An elected MP from the Amal Movement also decried the proposed law.
“This is a dangerous first step, which could encourage other multi-faith regions to follow suit. It would lead us to a confessional federation,” said the MP who is close to Parliament head Nabih Berri.
He, however, added that nothing prevents the proposal from being studied and debated in Parliament.
“This proposed law is far from being motivated by religious considerations. On the contrary, the only objective is to promote the development of Beirut’s neighborhoods while many neighborhoods suffer from the inaction of the local administration,” Sehnaoui said.
“The creation of a second municipality would solve this problem while protecting parity [between Christians and Muslims],” he added.
In this context, it is worth noting that many Christian members have submitted their resignation from the Beirut City Council since the last municipal elections in 2016 in protest against the mismanagement of the capital.
According to information obtained by L’Orient-Le Jour, a meeting took place on Wednesday in Parliament between the capital’s elected representatives, during which Christian MPs expressed their fear of seeing a municipal council controlled by a single religious group in the next local elections, which have been postponed to 2023.

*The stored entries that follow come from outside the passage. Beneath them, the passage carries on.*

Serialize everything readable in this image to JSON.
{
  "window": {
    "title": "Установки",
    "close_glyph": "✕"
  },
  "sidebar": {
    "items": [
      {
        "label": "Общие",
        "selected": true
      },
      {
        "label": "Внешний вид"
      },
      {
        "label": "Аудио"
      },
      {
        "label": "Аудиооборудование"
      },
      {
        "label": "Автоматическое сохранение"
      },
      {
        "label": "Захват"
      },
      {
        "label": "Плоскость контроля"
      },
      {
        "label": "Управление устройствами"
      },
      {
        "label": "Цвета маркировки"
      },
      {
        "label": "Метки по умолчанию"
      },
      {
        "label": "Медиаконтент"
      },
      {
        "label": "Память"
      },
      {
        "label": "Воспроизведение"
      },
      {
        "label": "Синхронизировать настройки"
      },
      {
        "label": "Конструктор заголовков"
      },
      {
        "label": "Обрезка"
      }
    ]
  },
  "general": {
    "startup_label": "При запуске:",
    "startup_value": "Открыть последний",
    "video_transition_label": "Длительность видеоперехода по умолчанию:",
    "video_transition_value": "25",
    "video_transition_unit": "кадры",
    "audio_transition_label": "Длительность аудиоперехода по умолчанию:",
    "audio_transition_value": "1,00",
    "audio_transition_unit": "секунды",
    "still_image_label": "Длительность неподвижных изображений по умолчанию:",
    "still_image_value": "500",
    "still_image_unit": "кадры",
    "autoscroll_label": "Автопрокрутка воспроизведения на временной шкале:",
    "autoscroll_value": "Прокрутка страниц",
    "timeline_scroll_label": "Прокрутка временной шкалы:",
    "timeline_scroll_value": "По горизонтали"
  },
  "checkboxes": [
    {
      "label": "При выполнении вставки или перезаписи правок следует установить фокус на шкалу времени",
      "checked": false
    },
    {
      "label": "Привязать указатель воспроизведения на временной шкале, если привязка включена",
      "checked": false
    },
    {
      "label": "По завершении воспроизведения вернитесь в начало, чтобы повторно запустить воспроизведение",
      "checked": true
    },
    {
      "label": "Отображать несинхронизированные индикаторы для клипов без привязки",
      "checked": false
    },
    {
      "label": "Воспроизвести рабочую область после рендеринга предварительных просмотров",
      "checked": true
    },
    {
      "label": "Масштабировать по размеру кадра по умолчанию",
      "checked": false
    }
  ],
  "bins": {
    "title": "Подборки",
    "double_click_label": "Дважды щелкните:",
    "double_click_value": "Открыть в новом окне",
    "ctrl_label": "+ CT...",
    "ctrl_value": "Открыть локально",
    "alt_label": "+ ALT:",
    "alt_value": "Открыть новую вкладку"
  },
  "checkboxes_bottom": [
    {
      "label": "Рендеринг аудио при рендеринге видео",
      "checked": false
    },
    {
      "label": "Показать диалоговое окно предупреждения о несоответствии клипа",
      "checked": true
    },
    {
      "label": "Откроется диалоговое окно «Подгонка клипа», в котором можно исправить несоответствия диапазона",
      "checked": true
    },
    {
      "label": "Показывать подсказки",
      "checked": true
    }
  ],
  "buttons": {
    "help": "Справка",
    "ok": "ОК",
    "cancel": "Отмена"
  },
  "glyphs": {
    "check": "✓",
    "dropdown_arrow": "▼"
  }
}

In the aftermath of the Taif Agreement, which was signed at the end of the Civil War, the late Prime Minister Rafik Hariri systematized the distribution of members of the capital’s municipal council equally between Christians and Muslims.
“We understand the fears of certain political families. That is why we proposed to divide the capital into 12 districts, each electing two municipal members and having a certain level of autonomy vis-à-vis the central council,” said Sadek, who was present at Wednesday’s meeting.
“This will solve many local development problems, while establishing a de facto community balance,” he added.
According to two MPs present at the meeting, the issue of splitting Beirut into two municipalities was never discussed.
Commenting on Sadek’s proposal, Sehnaoui said he was open to studying such a project, but that “sectarian parity in this case would be more difficult to guarantee.”
The issue of dividing the Beirut municipality does not seem to be unanimously supported by the Aounists themselves.
“I am sure that the MPs who made this proposal did not do so for confessional reasons. But it is true that the FPM, a party of the secular and modern state, should not institutionalize the division imposed by the Civil War,” an FPM official told L’Orient-Le Jour on condition of anonymity.
He was joined by a deputy from the Aounist group, who called the proposal “an individual initiative.”